Likewise, if you see no difference, you may need to go back to the drawing board if your campaigns have yet to have any notable impact.

How to Measure the Impact of Online PR on Your Bottom Line

4. Assess Newsletter Signups and Engagement

Most companies use various communication methods to reach their customers. An excellent online PR campaign should result in higher email sign-ups and greater engagement for each online publication you release.

The idea is that every campaign highlights a pathway that ends up on a landing page, so if your goal is to boost your contact list, you should hope to see sign-ups growing.

As online PR enhances your brand awareness and reputation, you might also expect to see improvements in engagement, where readers are more likely to respond to an email from a company they recognise, like and trust.

5. Evaluate Your Search-Readiness

Like it or loathe it, SEO is integral to all digital business promotions and marketing!

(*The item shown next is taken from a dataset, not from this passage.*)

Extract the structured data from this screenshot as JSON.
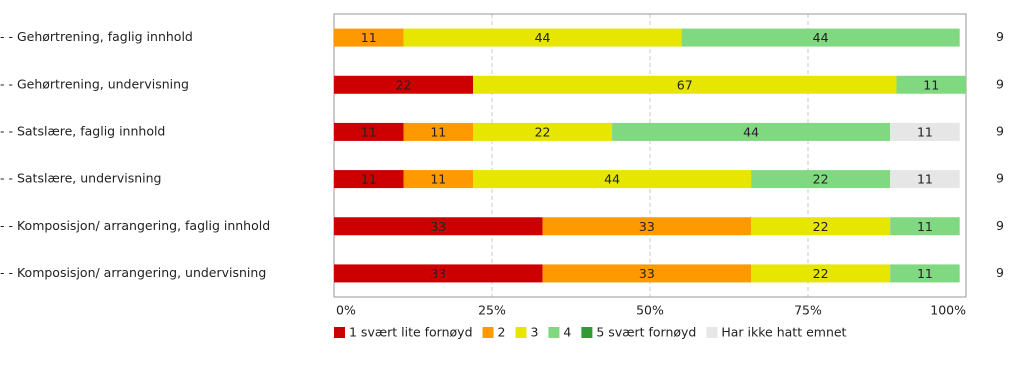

Online PR done correctly should incorporate SEO elements to ensure the content appears as high in search rankings as possible.

High quality backlinks, good information architecture, and relevant target keywords all help augment your content visibility.

Backlinks alone don’t always drive you immediately higher up the search engines rankings. Still, you can spend a little time assessing how your online PR content performs on search and making adjustments where necessary. You might monitor your ranking position, the number of referral links, click-throughs from rich snippets or searches for your business name or product following a public relations release.

6. Ask for Press Feedback

Some news outlets or online media publications may provide feedback to help you assess how your digital PR campaigns, featured news stories, or guest posts have performed – if not, it doesn’t hurt to ask!

Whether you’re sending cold press releases and pitches or securing feature space for high quality articles, your media contacts can provide important information about the response achieved.

Alternatively, you can monitor your own digital PR strategy to see how well it is working – for example:

    • How many editors, journalists or trade writers did you contact?
    • How many responses or features did you achieve?
    • Can they tell you why they rejected a pitch?
    • Did you accomplish any press coverage – if so, where, and for how long?
    • What were the outcomes of any coverage you did secure?

Keeping tabs on your approach and the results is a useful way to see whether you need to make adjustments for next time.

7. Reach Out to New Leads

While we’re talking about quantifiable ways to measure how your online PR campaigns perform, it’s important not to lose sight of the value of qualitative data.

Speaking to new leads, be they potential customers, partners, or clients, is a great way to build on the impact of your digital PR endeavours, cement that positive perception, and ask how they found you!

You’ve probably had emails before asking you to complete a quick survey or tick a box saying where you learned about a brand or how you found their website. That is because the company wants to know which elements of their digital PR provide results, whether a Google search, an ad in print publications, a feature in a digital newspaper or a social media post by an influencer.

Businesses use this feedback to assess which digital PR campaigns or parts of a campaign are working the hardest to drive new interest.

Using Online PR Metrics to Achieve Better Outcomes

Of course, it is what you do with the information once you’ve studied all these measurements that matters most. The goal is to determine whether your digital PR reaches the right target audiences and helps you get closer to your goals.

If so, you’re on the right path, and if not, how do you incorporate your knowledge to improve the results you get from your next digital PR campaign or piece of content? Online PR can be a powerful way to improve sales, increase brand awareness, establish a great reputation and drive engagement, but even the best digital PR campaign may need an adjustment from time to time.

And, when your outcomes blow your targets out of the water, they are a reliable way to validate your achievements and quantify how well your digital PR projects have performed.